Dr Matthias Poehlmann, representing the Protestant center for ideologies in Berlin, Germany, explained that the phenomena of new revelations had led to the development of "post-Christian belief systems" which seek to renew or overcome church Christianity. He noted that in the experience of "channeling" - communication with the spirit world through a medium - there is a tendency to mechanize religion or the religious. Thus, he noted, spiritual evolution is becoming the inner space "hope for salvation." Dr Theo Sundermeier, a missiology professor at the University of Heidelberg, Germany, warned against impoverishing the diversity of biblical faith: "We have lost the contact and communication with the realm of heaven taken for granted in the Bible."

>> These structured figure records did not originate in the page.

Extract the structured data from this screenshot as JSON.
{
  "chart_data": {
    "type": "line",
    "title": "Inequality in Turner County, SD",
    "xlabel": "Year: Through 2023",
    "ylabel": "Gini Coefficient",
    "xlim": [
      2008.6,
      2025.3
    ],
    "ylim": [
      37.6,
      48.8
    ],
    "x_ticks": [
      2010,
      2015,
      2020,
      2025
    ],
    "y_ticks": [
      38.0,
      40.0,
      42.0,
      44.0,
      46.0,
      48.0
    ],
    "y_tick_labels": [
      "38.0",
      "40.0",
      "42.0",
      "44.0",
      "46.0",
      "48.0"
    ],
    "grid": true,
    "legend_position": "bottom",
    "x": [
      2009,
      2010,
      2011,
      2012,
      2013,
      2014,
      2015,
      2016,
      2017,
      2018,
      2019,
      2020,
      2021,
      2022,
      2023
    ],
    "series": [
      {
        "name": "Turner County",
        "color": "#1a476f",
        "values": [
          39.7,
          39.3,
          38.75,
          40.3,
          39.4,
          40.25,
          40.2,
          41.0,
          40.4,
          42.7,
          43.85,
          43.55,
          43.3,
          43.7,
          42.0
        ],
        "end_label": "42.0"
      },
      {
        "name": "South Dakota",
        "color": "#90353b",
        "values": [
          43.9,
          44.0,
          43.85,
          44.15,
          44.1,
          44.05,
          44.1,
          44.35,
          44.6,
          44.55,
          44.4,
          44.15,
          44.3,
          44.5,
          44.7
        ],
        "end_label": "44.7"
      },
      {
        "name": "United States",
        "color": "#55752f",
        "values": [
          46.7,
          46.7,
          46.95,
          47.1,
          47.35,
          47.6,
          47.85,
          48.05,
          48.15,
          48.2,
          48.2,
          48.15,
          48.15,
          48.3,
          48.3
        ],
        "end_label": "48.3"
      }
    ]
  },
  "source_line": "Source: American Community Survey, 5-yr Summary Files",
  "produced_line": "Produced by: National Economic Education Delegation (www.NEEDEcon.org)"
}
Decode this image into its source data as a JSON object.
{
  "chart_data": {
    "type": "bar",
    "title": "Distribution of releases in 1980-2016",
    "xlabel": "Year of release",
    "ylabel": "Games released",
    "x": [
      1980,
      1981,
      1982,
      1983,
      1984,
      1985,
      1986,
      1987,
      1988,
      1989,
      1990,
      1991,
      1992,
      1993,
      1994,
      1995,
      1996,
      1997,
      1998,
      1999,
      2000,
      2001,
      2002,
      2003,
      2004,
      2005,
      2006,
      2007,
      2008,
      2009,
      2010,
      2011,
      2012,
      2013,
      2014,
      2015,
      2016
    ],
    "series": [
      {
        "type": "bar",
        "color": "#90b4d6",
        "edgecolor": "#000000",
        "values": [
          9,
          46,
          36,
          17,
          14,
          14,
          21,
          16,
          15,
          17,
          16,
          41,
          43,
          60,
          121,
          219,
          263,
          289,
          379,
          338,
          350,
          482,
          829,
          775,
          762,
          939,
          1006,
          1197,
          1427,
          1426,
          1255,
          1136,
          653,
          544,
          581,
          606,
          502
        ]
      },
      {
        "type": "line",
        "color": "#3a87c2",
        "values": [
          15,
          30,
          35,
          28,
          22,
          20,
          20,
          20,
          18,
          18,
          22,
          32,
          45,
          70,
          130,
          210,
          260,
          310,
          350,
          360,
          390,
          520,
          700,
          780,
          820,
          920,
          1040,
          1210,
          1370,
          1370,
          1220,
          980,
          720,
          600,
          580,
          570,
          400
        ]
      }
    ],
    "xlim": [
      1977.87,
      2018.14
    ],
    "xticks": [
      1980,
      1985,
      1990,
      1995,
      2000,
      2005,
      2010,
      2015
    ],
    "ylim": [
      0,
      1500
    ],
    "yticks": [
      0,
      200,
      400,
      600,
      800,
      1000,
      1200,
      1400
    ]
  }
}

Efforts to Build Bridges between the Church and Spiritualistic Movements

Rev. Ole Skjerbaek Madsen from Denmark called on the seminar participants not to meet members of the neo-spiritualist movements primarily with dogmatic arguments and judgments, but to listen to them. Christian prayers and acts of blessing, he said, would produce their own effect, so that doctrinal discussions do not need to be the first stage of an encounter. In his efforts to build bridges between the church and the spiritualist movements, Madsen has been holding worship services under the title, "In the Master's Light" (IML) since 1995.

In the seminar's plenary and small group discussions, participants agreed that it was indispensable to find out, in personal conversations with people, what their spiritualistic experiences meant to them. This would reveal the lacunae in the church's work and proclamation of the gospel, which are currently being filled with spiritualistic content. It was proposed that the church's teaching and practice need to pay more attention to elements of faith that are somewhat neglected - such as the Resurrection, Christian hope in connection with individual and general eschatology, angels and the gifts of the Spirit.

The goal of the LWF program is "to provide assistance to Lutheran churches all over the world in view of the growing influence, even within the churches, of spiritualistic movements," explained the study coordinator, Rev. Dr Ingo Wulfhorst, the Study Secretary for the Church and People of Other Faiths, LWF Department for Theology and Studies.

A compilation of experiences shared in the seminar will be presented to the churches in the region for consultation. Similar meetings are planned for all LWF regions by the end of 2004. A document on the global experiences under the LWF program will be published in 2005, and will serve as a guide for the churches on the subject of spiritualistic movements.